Force yourself to feel and explore life whole-heartily, by doing this you will force yourself to feel the good and the bad. This will also force you to accept the good and the bad of life and its different situations. Push yourself out of your comfort zone and live life, this will help you learn what you like and what you don’t like, it will help you figure out what areas you might need to put some more work into. 

6. Self Discovery

Like I mentioned before, discovering why you are sabotaging yourself can be done with your therapist. We are self-sabotaging for some internal reason, due to some inner struggle. It’s important to identify the areas you are practicing self-sabotaging behavior. Once you have identified these areas you can dig deeper and discover why you are doing this to yourself. You will eventually discover why you are doing this, the fear of rejection, low self-esteem and so forth. You can then target the root cause and learn to cope and move past these fears, or improve yourself esteem, therefore eliminating the self-sabotaging behavior in the process.

7. Journaling

Journaling is extremely therapeutic, safe and raw. There are no rules, grammar doesn’t matter, you can write whatever you want and no one ever needs to see it. I like to encourage clients to try to journal their thoughts without letting themselves stop to think. Give yourself one minute to just write none stop; you will be surprised about what your subconscious brings up onto the page. You can also use the journal to write about your fears, goals, dreams, self-affirmations, questions, quotes etc. This is your safe space to be as real and raw as you’d like, you can bring this to session if you feel comfortable as well to share with your therapist, as some of your most vulnerable thoughts may be in this journal.

8. Positive Self-Talk 

Self-talk could be negative and we don’t usually notice that it’s happening. Positive self-talk seems extremely easy, but it’s actually quiet difficult in the beginning. The first step is to observe yourself, be self-aware; you will start noticing all the negative thoughts and words you say to yourself. You will start noticing how negatively you speak to yourself; it will probably shock you at first. We don’t even notice how this critical voice destroys our self-esteem and self-worth. The harder part is changing this to a more positive talk, start cutting those negative thoughts short and replacing them with a positive thought. You may not believe it at first but with enough time and practice you will eventually start thinking about yourself differently and your self-esteem and worth with begin to become more positive.

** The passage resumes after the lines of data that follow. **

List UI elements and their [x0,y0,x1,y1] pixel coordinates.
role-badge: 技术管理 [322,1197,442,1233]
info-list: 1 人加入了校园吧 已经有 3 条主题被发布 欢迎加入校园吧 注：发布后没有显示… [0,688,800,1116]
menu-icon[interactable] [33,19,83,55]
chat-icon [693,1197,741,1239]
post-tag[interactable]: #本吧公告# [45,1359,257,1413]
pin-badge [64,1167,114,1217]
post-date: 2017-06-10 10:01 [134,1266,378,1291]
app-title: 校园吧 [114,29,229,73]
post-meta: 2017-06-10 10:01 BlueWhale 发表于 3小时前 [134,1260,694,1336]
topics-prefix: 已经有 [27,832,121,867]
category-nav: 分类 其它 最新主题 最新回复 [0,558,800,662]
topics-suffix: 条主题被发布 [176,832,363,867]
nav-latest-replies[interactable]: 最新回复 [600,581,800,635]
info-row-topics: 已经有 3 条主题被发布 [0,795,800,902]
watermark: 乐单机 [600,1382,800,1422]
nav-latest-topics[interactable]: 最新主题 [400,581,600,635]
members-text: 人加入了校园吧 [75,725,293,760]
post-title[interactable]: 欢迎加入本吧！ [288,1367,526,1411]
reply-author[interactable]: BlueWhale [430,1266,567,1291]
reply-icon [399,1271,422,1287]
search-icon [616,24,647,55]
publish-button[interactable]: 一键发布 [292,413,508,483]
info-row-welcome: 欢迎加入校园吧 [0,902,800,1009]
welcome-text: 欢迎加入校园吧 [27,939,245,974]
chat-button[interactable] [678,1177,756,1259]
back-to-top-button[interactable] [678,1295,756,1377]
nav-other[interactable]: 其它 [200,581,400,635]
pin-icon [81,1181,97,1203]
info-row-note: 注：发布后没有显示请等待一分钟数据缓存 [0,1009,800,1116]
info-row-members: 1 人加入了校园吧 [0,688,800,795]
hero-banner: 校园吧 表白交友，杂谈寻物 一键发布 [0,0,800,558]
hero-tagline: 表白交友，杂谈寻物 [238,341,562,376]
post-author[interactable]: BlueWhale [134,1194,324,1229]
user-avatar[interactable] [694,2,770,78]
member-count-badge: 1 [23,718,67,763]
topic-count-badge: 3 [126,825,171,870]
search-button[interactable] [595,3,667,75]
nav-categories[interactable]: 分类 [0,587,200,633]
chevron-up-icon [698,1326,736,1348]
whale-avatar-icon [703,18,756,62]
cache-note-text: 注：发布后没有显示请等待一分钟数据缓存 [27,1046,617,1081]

9. Comparisons are useless

Stop comparing yourself to others; this will only make you feel like you are not good enough. An important thing to remember is that everyone’s journey is different, you don’t know what they have experienced or gone through to get where they are. We are all so different none of our journeys will be the same, so just focus on your own. If you are looking at other peoples successes, instead use it as motivation to achieve your own - if they can do it so can you. Ask questions if you’re interested in how they achieved what they have achieved, maybe have them become a mentor to you. Try and turn the comparison into a positive driving factor instead of letting it get you down.

10. Love Yourself!

Practice self-love and stop running away from yourself. Instead make time to do things you love, do thinks that will nourish your mind, body and soul. You should be your biggest fan and your own best friend. While practicing self-awareness you will notice how hard you are on yourself in comparison to how you are with others you love. Make sure you start treating yourself like someone you love. Reward your progress, congratulate yourself and always remind yourself how amazing you truly are and how much you are really capable of achieving.

Using these tips on your own, teaching them to your children or in combination with the work you/they are doing in therapy is sure to help ease the affects of self-sabotaging behavior. They can also help you or your child move towards a more fulfilling and happy life. Make sure to practice these on a daily basis to feel the full affects of their therapeutic value.